Poi c’è lo scontro frontale con la precarietà del lavoro stesso. Come è accaduto a Gloria, esperta di pubblicità digitale attiva a Milano. «Una persona mi contatta su Facebook a seguito di una segnalazione. Mi domanda grossolanamente di cosa mi occupo e mi invita per un colloquio. Ho perso mezza mattinata per sentirmi dire: “Il tuo profilo potrebbe essere interessante, ma sei una donna e hai un’età in cui potresti diventare madre”», ci confida. «Non è stato l’unico caso, purtroppo. Sempre su Facebook, dopo che mi ero candidata per alcune posizioni, almeno un paio di volte mi hanno chiesto quanti anni avessi, se avessi figli o volessi averne, entrando sul piano personale come se niente fosse».

 

Il 64% del recruiting avviene online

Storie che scoraggerebbero chiunque. Ma se pensate di accantonare LinkedIn e gli altri social network, o di staccarvi dai display per uscire in strada alla ricerca di bacheche per cercare lavoro, siete fuori strada. Secondo il rapporto Work Trends Study 2015 di Adecco, società di lavoro interinale, solo in Italia ben il 64% delle attività recruiting è svolto online, il 23% delle quali anche sui social network, utilizzati per contattare circa il 15,4% dei candidati. Numeri che, nei due anni passati dalla rilevazione, non possono che essere aumentati. Del resto, rivela la Hays Salary Guide 2017, nel mondo intero la percentuale delle aziende che in fase di selezione monitorano gli account personali dei candidati ha raggiunto il 56%. La piattaforma più utilizzata in assoluto è LinkedIn (99%), seguita da Facebok (60%) e Instagram (19%). Se la matematica non bastasse, ci sono anche storie assai più positive di quelle con cui abbiamo cominciato.

Giulia, photoeditor milanese, è stata contattata su LinkedIn da un’importante casa editrice, che le ha chiesto un colloquio e poi proposto un lavoro: «Non mi ero nemmeno candidata, perché non c’era un annuncio.

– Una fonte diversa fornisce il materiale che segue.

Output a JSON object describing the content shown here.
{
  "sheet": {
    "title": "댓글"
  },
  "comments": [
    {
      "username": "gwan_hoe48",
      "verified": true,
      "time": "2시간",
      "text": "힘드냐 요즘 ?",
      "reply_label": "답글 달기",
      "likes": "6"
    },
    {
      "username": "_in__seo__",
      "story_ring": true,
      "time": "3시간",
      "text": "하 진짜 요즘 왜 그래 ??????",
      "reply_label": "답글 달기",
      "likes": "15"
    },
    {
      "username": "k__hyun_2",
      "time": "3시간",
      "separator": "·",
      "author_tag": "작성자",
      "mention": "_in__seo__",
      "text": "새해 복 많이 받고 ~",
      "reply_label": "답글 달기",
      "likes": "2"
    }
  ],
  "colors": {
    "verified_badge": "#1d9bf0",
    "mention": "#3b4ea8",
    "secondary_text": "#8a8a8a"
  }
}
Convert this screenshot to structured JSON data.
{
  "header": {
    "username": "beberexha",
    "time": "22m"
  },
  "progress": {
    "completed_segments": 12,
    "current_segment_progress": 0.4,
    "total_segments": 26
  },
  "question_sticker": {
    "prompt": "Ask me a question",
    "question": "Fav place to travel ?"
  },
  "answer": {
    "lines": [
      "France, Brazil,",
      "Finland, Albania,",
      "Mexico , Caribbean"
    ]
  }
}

Sono stati loro a trovarmi facendo delle ricerche». Diana invece ha trovato la sua occasione su Facebook: «Una persona ha pubblicato un post che parlava di una posizione aperta in un gruppo dedicato agli italiani che cercano lavoro in Spagna, così gli ho scritto per saperne di più». Le informazioni erano sommarie, ma Diana ha ottenuto un colloquio per approfondirle. Oggi è marketing manager in una startup che si occupa di crowdfunding immobiliare a Madrid.

«Oggi per molte aziende è inevitabile e indispensabile affidarsi al recruiting online, anche e soprattutto attraverso Linkedin», dice a pagina99 Gianmarco Urru, responsabile delle risorse umane dell’agenzia creativa AQuest. «Abbiamo utilizzato questo canale con successo in passato e abbiamo intenzione di usarlo ancora per le prossime posizioni che apriremo. Ci permette di avere un rapporto diretto, concreto e meritocratico con i candidati». Ma non c’è solo la  piattaforma dedicata alle professioni, «soprattutto quando si tratta di ruoli creativi. Una delle nostre acquisizioni più recenti e di cui andiamo più fieri si è presentato a noi attraverso il suo canale YouTube».

 

Perché i social network

«I social network sono lo strumento più rapido per la ricerca del personale», spiega Anna Martini, responsabile delle risorse umane presso Lavorint e coautrice, insieme a Silvia Zanella, di Social Recruiter. Strategie e strumenti digitali per i professionisti HR (Franco Angeli Edizioni). «Ora invece di pubblicare le offerte e poi aspettare i Cv, possiamo mostrarle a target mirati oppure essere direttamente noi recruiter a cercare i profili più adatti per poi contattarli». Le aziende e gli addetti alle risorse umane utilizzano i social media perché hanno permesso di superare il confine tra la vita virtuale e reale: oggi praticamente tutti hanno un’identità e una reputazione in rete, esattamente come ce l’hanno fuori dal web. E anche chi è assente, boicotta  i social o rimane indietro, mostra comunque un lato di sé: «Di un candidato che non ha LinkedIn – la prima cosa che si va a cercare – penserei che non è molto al passo con i tempi oppure che non è adatto a particolari posizioni», continua Martini.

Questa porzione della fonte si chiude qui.